Lucia's blood went cold. She moved silently to the crib. She didn't touch him. She followed his gaze.

Nothing. Just rain-streaked glass and the deeper black of the cypress trees in the garden.

But the hair on her arms stood up. A primal, animal awareness tightened her skin. The room felt watched.

She snatched the baby from the crib, holding him tightly against her chest. With her free hand, she pulled a small pistol from the pocket of her robe. She backed out of the room, her eyes never leaving the window.

In the hall, she nearly collided with Enzo, who was coming up the stairs, a gun already in his hand. He'd felt it too.

"The garden," he breathed.

They moved as one to a vantage window. For a full minute, they saw only the storm-lashed trees. Then a shadow detached itself from the trunk of the largest cypress. Not a trick of the light-a solid, human shape. It stood for a three-count, looking directly at their window, before melting back into the downpour.

"They're inside the walls," Enzo said, his voice grim.

Lucia looked down at the child in her arms. He had quieted, his head resting against her shoulder, his eyes heavy. He had seen the shadow too. She was sure of it.

"They will not get to use you," she whispered into his fine, dark hair. The words were a vow, sealed in the dark. "You will be a stone. A wall. They will break their hands on you."

---

The final provocation was an insult.

A bouquet of white lilies was delivered to the palazzo gates at noon. Tied to the stems with a black ribbon was a simple, typewritten card:

For the mother. And the fatherless son.

Lucia took the flowers from the guard herself. She didn't read the card aloud. She walked to the stone balustrade overlooking the main drive. Slowly, deliberately, she tore each blossom from its stem and dropped the petals over the edge. They fluttered down like sickly snow.

She kept the stems. She kept the card.

That afternoon, she summoned her three most trusted lieutenants. She laid the stripped stems and the card on her desk.

"This came from the Venturi family. The florist is on their street. The ribbon is sold in their cousin's shop." She looked at each man in turn. "I don't want a war. I want a lesson. I want Paolo Venturi's favorite son brought to me. I want his right hand in a box. And I want every one of their collection points on the waterfront to burn before sunrise."

The men nodded. There were no questions.

---

The operation was swift and brutal. By midnight, the Venturi waterfront sheds were columns of fire against the sky. By two a.m., a terrified, bloodied young man-Luca Venturi, twenty years old-was shoved to his knees on the gravel of Lucia's courtyard.
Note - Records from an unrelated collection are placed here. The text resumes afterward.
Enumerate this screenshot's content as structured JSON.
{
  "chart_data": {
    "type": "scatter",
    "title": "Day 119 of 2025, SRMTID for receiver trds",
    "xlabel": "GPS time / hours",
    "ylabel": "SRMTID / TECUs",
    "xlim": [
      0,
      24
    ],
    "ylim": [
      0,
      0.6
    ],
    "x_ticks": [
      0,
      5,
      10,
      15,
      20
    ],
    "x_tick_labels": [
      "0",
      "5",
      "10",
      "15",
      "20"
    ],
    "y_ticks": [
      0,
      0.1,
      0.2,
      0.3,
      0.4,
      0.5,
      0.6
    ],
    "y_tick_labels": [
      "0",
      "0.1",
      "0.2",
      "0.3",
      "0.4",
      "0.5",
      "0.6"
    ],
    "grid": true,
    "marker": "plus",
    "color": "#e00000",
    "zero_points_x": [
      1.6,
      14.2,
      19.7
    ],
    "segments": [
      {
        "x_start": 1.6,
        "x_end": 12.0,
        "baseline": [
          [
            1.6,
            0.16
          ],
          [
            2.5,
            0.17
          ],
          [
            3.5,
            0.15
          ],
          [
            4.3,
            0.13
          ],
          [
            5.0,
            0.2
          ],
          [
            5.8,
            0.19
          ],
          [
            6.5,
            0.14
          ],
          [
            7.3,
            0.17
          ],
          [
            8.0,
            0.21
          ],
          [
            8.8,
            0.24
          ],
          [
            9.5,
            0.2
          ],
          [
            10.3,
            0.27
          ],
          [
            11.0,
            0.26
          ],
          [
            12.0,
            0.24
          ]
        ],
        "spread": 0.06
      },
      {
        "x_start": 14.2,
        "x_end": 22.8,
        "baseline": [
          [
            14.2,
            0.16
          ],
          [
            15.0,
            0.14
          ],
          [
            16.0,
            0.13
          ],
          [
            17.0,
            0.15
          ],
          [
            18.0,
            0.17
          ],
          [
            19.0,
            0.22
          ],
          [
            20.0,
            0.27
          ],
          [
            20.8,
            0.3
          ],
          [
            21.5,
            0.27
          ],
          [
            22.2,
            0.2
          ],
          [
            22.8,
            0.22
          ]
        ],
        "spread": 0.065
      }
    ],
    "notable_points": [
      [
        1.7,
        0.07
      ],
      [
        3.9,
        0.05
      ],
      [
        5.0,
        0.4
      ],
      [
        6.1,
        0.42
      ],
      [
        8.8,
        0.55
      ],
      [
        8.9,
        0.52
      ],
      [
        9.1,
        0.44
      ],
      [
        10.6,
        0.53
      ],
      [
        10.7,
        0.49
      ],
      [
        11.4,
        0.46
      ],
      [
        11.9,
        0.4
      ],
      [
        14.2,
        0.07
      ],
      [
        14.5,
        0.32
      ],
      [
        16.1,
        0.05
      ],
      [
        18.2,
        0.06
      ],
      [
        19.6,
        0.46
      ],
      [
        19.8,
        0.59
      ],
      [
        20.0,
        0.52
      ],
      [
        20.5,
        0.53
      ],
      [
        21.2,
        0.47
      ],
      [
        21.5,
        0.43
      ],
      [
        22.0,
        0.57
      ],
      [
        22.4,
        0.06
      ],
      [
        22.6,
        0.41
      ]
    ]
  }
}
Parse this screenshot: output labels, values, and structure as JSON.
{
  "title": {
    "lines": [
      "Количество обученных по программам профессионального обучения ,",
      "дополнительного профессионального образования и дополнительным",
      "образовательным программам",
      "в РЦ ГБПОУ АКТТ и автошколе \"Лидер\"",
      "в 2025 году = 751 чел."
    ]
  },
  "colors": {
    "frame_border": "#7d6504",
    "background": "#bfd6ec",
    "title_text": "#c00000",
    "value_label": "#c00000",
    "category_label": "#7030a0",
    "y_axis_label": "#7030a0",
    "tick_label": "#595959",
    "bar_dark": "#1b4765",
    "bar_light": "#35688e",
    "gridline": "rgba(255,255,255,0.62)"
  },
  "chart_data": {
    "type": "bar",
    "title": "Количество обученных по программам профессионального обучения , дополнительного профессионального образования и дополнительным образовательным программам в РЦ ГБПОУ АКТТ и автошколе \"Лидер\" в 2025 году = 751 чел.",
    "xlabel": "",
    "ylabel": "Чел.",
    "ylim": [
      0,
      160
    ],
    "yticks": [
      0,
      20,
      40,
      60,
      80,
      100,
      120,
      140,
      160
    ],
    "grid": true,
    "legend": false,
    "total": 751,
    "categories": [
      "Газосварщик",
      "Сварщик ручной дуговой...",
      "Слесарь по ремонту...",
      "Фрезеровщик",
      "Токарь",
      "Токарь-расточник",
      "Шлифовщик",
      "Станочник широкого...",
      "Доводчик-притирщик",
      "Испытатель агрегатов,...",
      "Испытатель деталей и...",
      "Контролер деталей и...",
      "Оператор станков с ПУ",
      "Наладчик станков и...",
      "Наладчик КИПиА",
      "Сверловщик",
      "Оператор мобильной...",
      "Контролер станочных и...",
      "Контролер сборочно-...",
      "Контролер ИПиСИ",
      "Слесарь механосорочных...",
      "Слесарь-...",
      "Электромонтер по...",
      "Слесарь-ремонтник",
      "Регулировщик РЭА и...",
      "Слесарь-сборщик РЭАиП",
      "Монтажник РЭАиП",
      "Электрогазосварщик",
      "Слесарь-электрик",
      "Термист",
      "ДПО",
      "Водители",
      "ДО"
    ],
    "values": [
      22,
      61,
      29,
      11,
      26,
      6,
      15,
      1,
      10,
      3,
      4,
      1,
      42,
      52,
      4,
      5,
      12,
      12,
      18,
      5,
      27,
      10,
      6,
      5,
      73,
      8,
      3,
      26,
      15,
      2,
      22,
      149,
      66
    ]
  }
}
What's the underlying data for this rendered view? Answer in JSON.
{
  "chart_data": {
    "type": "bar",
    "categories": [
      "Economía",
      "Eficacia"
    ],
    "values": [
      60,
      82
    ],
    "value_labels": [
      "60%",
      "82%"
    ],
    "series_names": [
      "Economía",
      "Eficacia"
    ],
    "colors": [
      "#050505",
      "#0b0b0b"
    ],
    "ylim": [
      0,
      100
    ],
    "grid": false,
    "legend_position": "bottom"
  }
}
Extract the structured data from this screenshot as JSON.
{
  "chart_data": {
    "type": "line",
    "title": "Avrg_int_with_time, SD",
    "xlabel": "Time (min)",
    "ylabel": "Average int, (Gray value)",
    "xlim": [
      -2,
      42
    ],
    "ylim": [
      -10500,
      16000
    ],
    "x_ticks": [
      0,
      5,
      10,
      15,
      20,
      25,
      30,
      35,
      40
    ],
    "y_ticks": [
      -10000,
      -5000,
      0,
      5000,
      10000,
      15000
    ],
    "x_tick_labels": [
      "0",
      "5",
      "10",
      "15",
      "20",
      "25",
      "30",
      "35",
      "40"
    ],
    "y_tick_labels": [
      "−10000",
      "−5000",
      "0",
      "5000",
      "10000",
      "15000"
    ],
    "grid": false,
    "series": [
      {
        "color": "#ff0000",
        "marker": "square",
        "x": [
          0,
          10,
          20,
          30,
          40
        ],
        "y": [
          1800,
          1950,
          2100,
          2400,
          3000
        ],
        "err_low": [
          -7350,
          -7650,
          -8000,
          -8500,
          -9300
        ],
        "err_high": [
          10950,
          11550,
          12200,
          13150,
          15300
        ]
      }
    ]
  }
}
Lucia stood over him, backlit by the light from the open door. She held a narrow, sharp boning knife. She didn't look at the boy's face.

"Tell your father," she said, her voice carrying easily over the patter of rain, "that the next bouquet he sends will be for his own funeral. And the hand will be his."

The strike was clean. Clinical. The scream was short, choked off into a sob.

She left Luca Venturi weeping in the gravel, clutching the bloody stump to his chest. The severed hand, neatly boxed, was delivered to his father's doorstep an hour later.

---

The city held its breath. The whispers didn't stop, but their tone changed. They were no longer speculations about weakness. They were murmurs of a different kind-a wary, fearful recognition. The lioness was wounded, perhaps, but her teeth were still sharp.

Lucia stood at the nursery window in the deep silence before dawn. The storm was finally passing. The boy slept deeply in his crib, one small fist curled near his cheek.

In the garden below, the shadow was gone. But the air still vibrated with a promise of violence, a debt yet to be collected. It was no longer about shipments or territory. It was about the child. It was about blood.